In dem Projekt engagieren sich junge Menschen, die selbst zur Gruppe der Fahranfängerinnen und Fahranfänger gehören als sogenannte Peers. Zielsetzung ist es junge Fahranfängerinnen und Fahranfänger rechtzeitig, nämlich vor Erwerb des Führerscheins, über die Gefahren von Alkohol und Drogen im Straßenverkehr aufzuklären. In Form einer geleiteten Kurzintervention richtet sich das Angebot direkt und vor Ort in der Fahrschule der Fahrschülerinnen und Fahrschüler.

Die Koordinatorinnen und Koordinatoren der PEER-Projekte an Fahrschulen in verschiedenen Regionen Deutschlands kamen im April in Münster zusammen, um über die Zukunft des bundesweiten Projektes zu diskutieren.

Mehr als 250 Peers erreichen jedes Jahr, in über 800 Einsätzen über 8.000 Fahrschülerinnen und Fahrschüler. Im Hinblick auf die Schnittstelle der Suchtprävention und Verkehrssicherheit ist dies deutschlandweit einzigartig.

Die Beteiligten waren sich einig, die Qualität des vom An-Institut MISTEL der Hochschule Magdeburg-Stendal entwickelten Projektes, zukünftig gemeinsam sicherzustellen.  Für die Entwicklung gemeinsamer Qualitätsstandards, einen kontinuierlichen fachlichen Austausch und die Verbreitung des Ansatzes wurde deshalb die „Interessengemeinschaft PPF“ gegründet.

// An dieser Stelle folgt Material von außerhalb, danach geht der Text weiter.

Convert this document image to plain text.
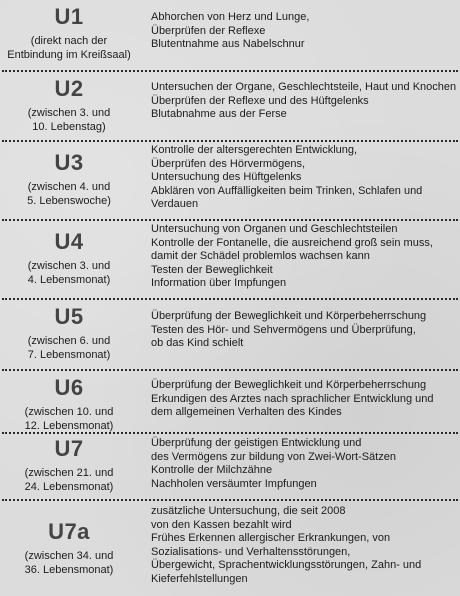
U1
(direkt nach der
Entbindung im Kreißsaal)
Abhorchen von Herz und Lunge,
Überprüfen der Reflexe
Blutentnahme aus Nabelschnur
U2
(zwischen 3. und
10. Lebenstag)
Untersuchen der Organe, Geschlechtsteile, Haut und Knochen
Überprüfen der Reflexe und des Hüftgelenks
Blutabnahme aus der Ferse
U3
(zwischen 4. und
5. Lebenswoche)
Kontrolle der altersgerechten Entwicklung,
Überprüfen des Hörvermögens,
Untersuchung des Hüftgelenks
Abklären von Auffälligkeiten beim Trinken, Schlafen und
Verdauen
U4
(zwischen 3. und
4. Lebensmonat)
Untersuchung von Organen und Geschlechtsteilen
Kontrolle der Fontanelle, die ausreichend groß sein muss,
damit der Schädel problemlos wachsen kann
Testen der Beweglichkeit
Information über Impfungen
U5
(zwischen 6. und
7. Lebensmonat)
Überprüfung der Beweglichkeit und Körperbeherrschung
Testen des Hör- und Sehvermögens und Überprüfung,
ob das Kind schielt
U6
(zwischen 10. und
12. Lebensmonat)
Überprüfung der Beweglichkeit und Körperbeherrschung
Erkundigen des Arztes nach sprachlicher Entwicklung und
dem allgemeinen Verhalten des Kindes
U7
(zwischen 21. und
24. Lebensmonat)
Überprüfung der geistigen Entwicklung und
des Vermögens zur bildung von Zwei-Wort-Sätzen
Kontrolle der Milchzähne
Nachholen versäumter Impfungen
U7a
(zwischen 34. und
36. Lebensmonat)
zusätzliche Untersuchung, die seit 2008
von den Kassen bezahlt wird
Frühes Erkennen allergischer Erkrankungen, von
Sozialisations- und Verhaltensstörungen,
Übergewicht, Sprachentwicklungsstörungen, Zahn- und
Kieferfehlstellungen
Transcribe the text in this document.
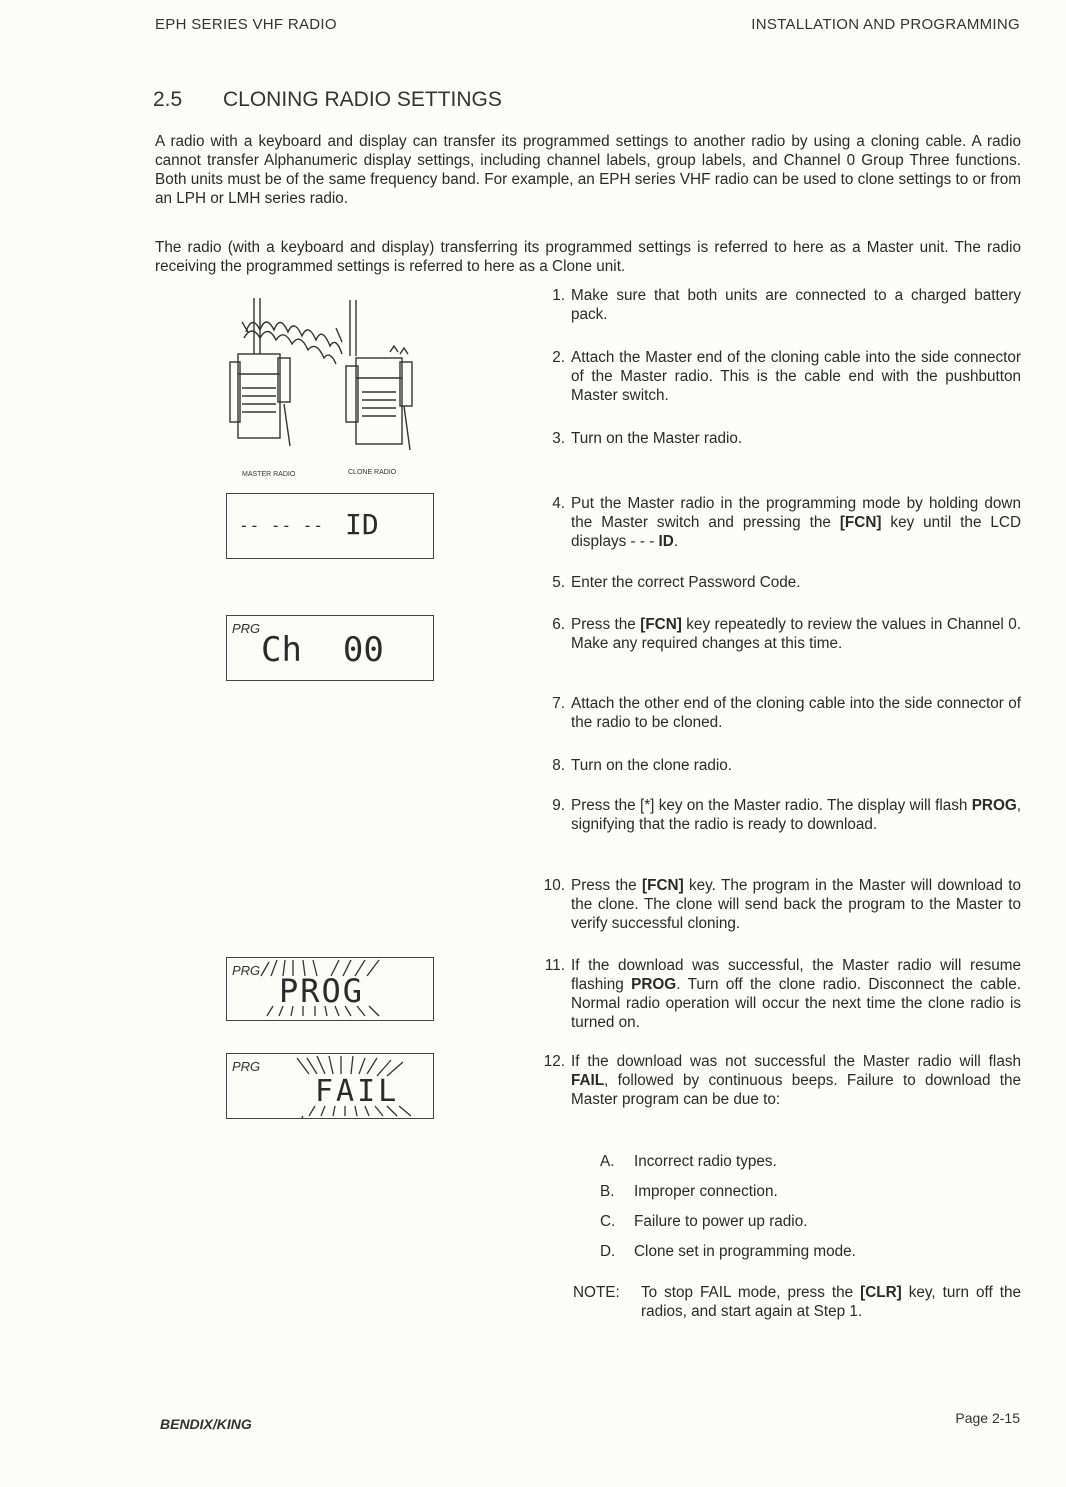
EPH SERIES VHF RADIO	INSTALLATION AND PROGRAMMING
2.5 CLONING RADIO SETTINGS

A radio with a keyboard and display can transfer its programmed settings to another radio by using a cloning cable. A radio cannot transfer Alphanumeric display settings, including channel labels, group labels, and Channel 0 Group Three functions. Both units must be of the same frequency band. For example, an EPH series VHF radio can be used to clone settings to or from an LPH or LMH series radio.

The radio (with a keyboard and display) transferring its programmed settings is referred to here as a Master unit. The radio receiving the programmed settings is referred to here as a Clone unit.

MASTER RADIO	CLONE RADIO
-- -- -- ID
PRG
Ch  00
PRG
PROG
PRG
FAIL
1. Make sure that both units are connected to a charged battery pack.
2. Attach the Master end of the cloning cable into the side connector of the Master radio. This is the cable end with the pushbutton Master switch.
3. Turn on the Master radio.
4. Put the Master radio in the programming mode by holding down the Master switch and pressing the [FCN] key until the LCD displays - - - ID.
5. Enter the correct Password Code.
6. Press the [FCN] key repeatedly to review the values in Channel 0. Make any required changes at this time.
7. Attach the other end of the cloning cable into the side connector of the radio to be cloned.
8. Turn on the clone radio.
9. Press the [*] key on the Master radio. The display will flash PROG, signifying that the radio is ready to download.
10. Press the [FCN] key. The program in the Master will download to the clone. The clone will send back the program to the Master to verify successful cloning.
11. If the download was successful, the Master radio will resume flashing PROG. Turn off the clone radio. Disconnect the cable. Normal radio operation will occur the next time the clone radio is turned on.
12. If the download was not successful the Master radio will flash FAIL, followed by continuous beeps. Failure to download the Master program can be due to:
A. Incorrect radio types.
B. Improper connection.
C. Failure to power up radio.
D. Clone set in programming mode.
NOTE: To stop FAIL mode, press the [CLR] key, turn off the radios, and start again at Step 1.
BENDIX/KING	Page 2-15
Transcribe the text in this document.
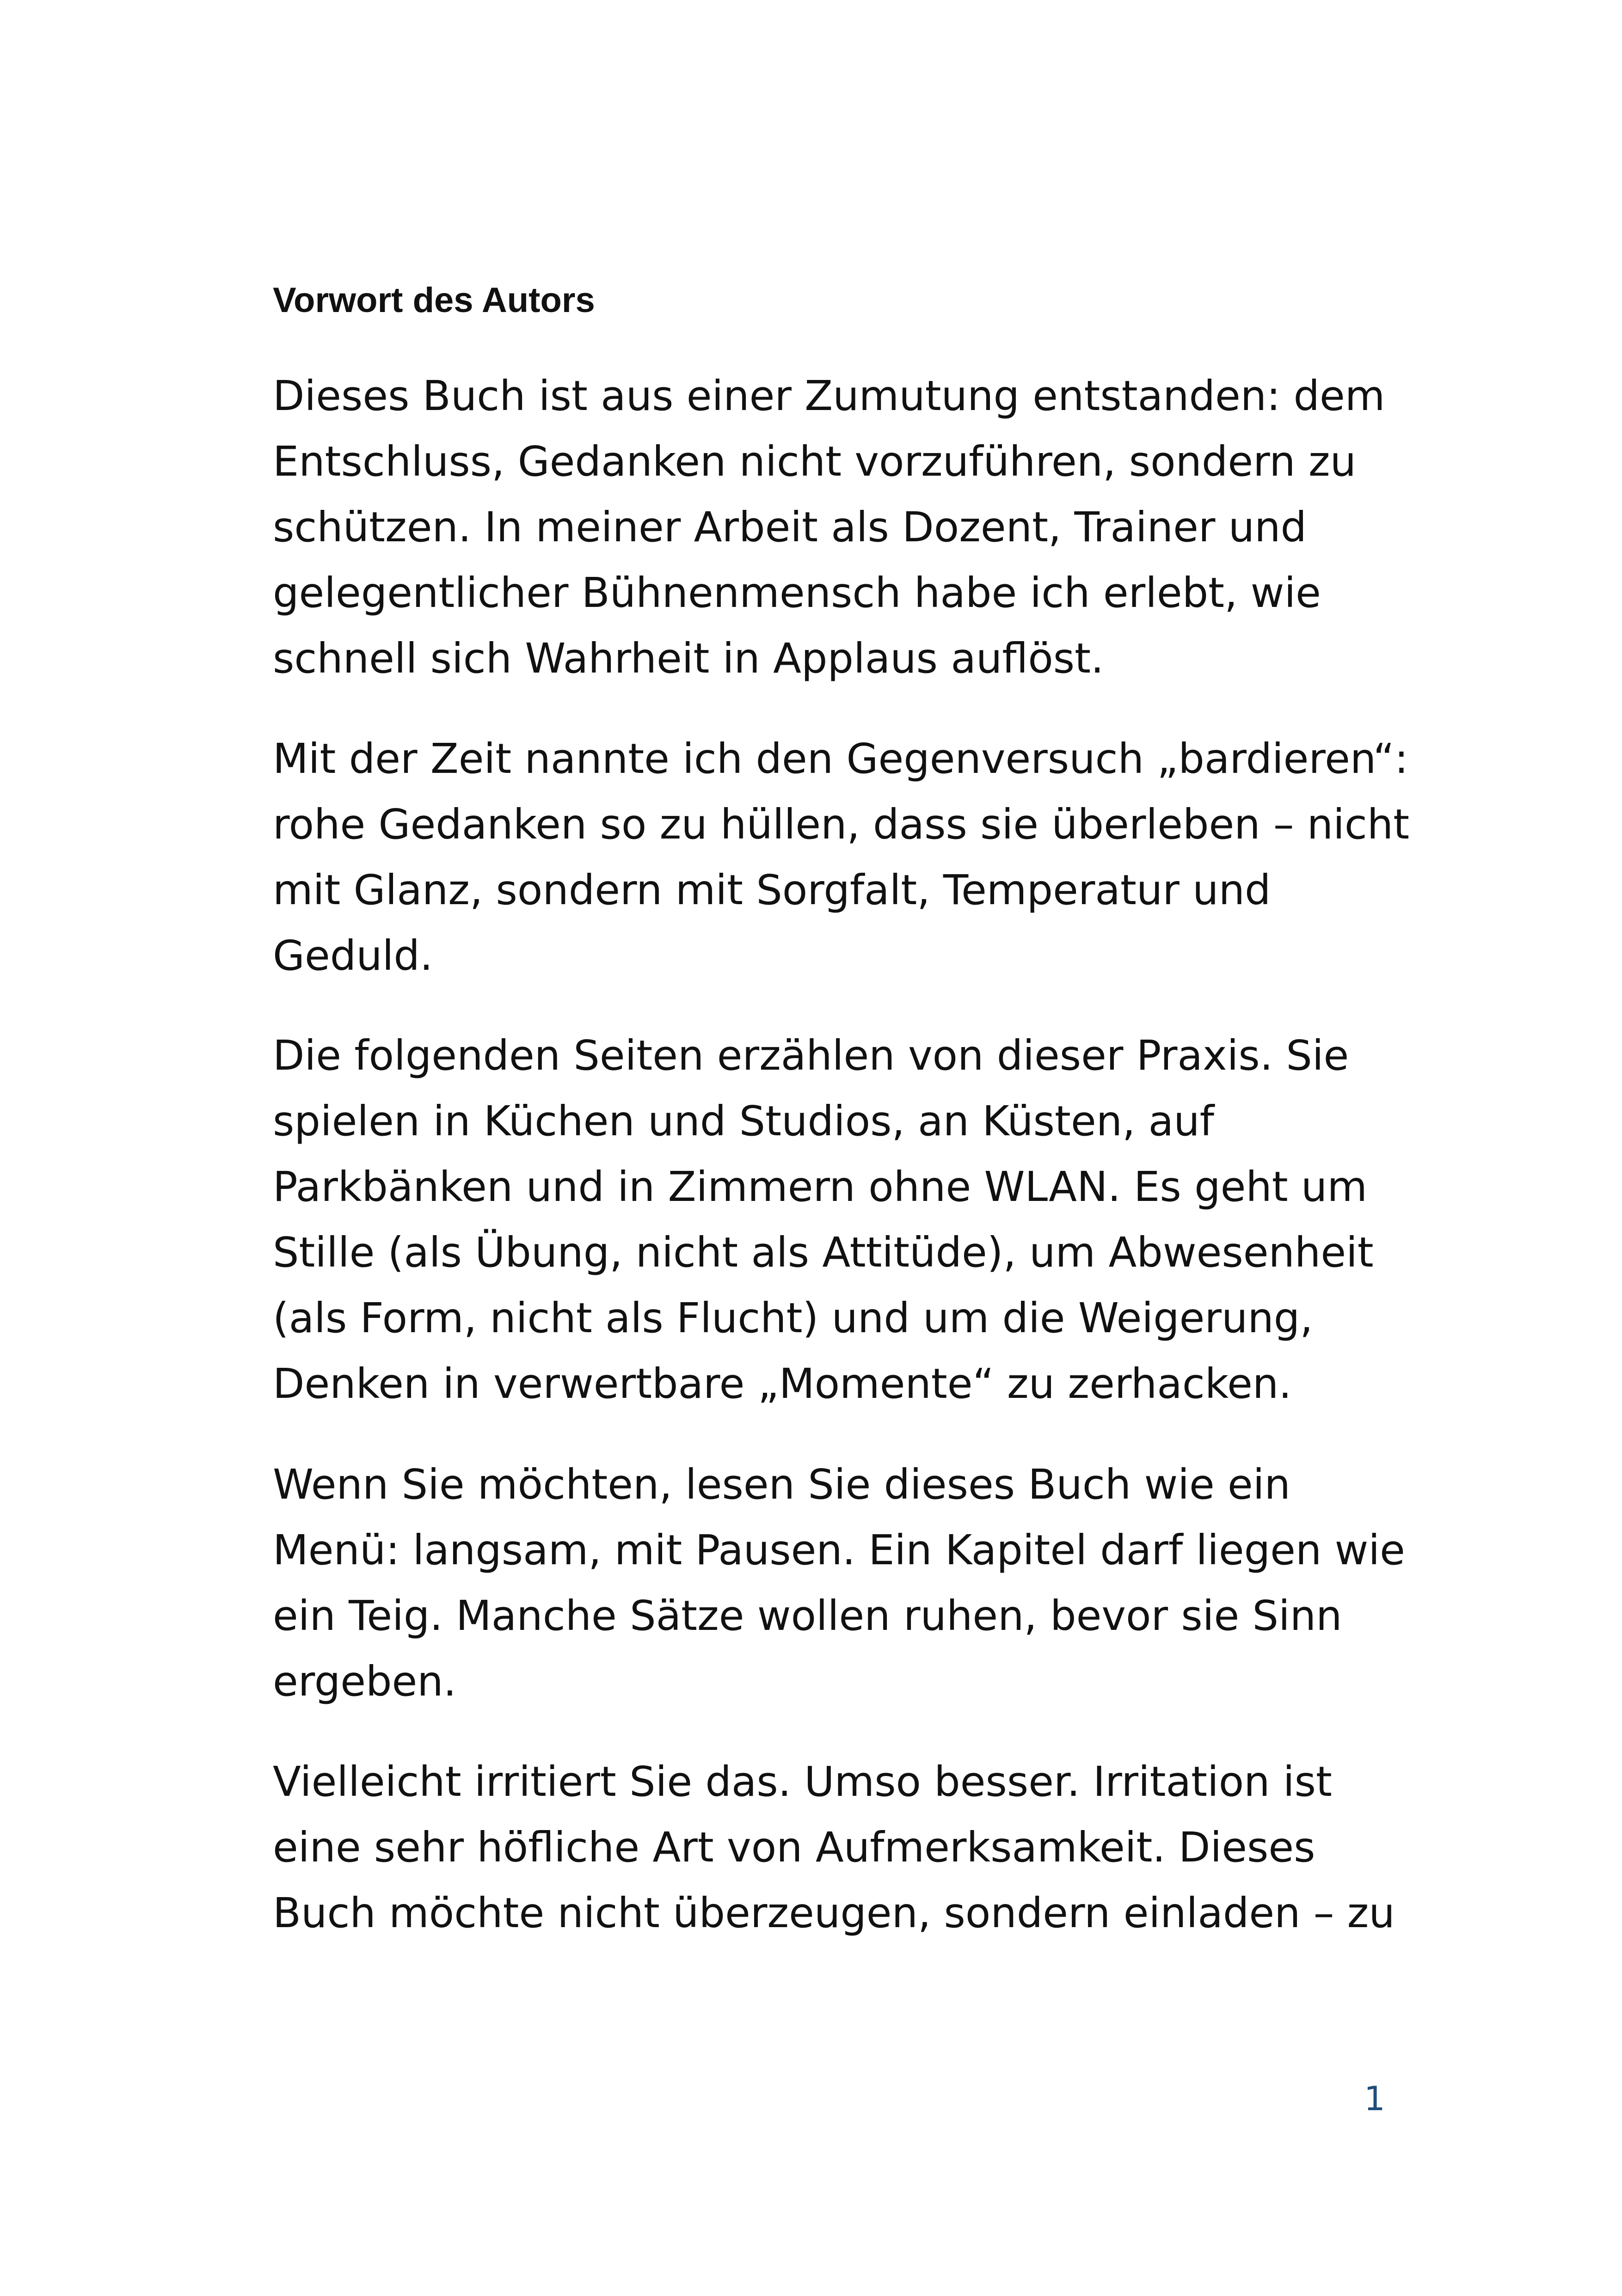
Vorwort des Autors

Dieses Buch ist aus einer Zumutung entstanden: dem
Entschluss, Gedanken nicht vorzuführen, sondern zu
schützen. In meiner Arbeit als Dozent, Trainer und
gelegentlicher Bühnenmensch habe ich erlebt, wie
schnell sich Wahrheit in Applaus auflöst.

Mit der Zeit nannte ich den Gegenversuch „bardieren“:
rohe Gedanken so zu hüllen, dass sie überleben – nicht
mit Glanz, sondern mit Sorgfalt, Temperatur und
Geduld.

Die folgenden Seiten erzählen von dieser Praxis. Sie
spielen in Küchen und Studios, an Küsten, auf
Parkbänken und in Zimmern ohne WLAN. Es geht um
Stille (als Übung, nicht als Attitüde), um Abwesenheit
(als Form, nicht als Flucht) und um die Weigerung,
Denken in verwertbare „Momente“ zu zerhacken.

Wenn Sie möchten, lesen Sie dieses Buch wie ein
Menü: langsam, mit Pausen. Ein Kapitel darf liegen wie
ein Teig. Manche Sätze wollen ruhen, bevor sie Sinn
ergeben.

Vielleicht irritiert Sie das. Umso besser. Irritation ist
eine sehr höfliche Art von Aufmerksamkeit. Dieses
Buch möchte nicht überzeugen, sondern einladen – zu

1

Weitere Schritte, die vereinbart wurden, sind u.a. die Verständigung auf eine „Corporate Identity“, die Neugestaltung der zentralen Internetpräsenz und die Zusammenführung bislang vereinzelter „Social-Media“-Aktivitäten. Auch die methodische Weiterentwicklung des Projektes mit Blick auf aktuelle Entwicklungen in der Verkehrssicherheit, z.B. die Ablenkung von jungen Fahrerinnen und Fahrern durch die Smartphone-Benutzung am Steuer, wird in den Blick genommen.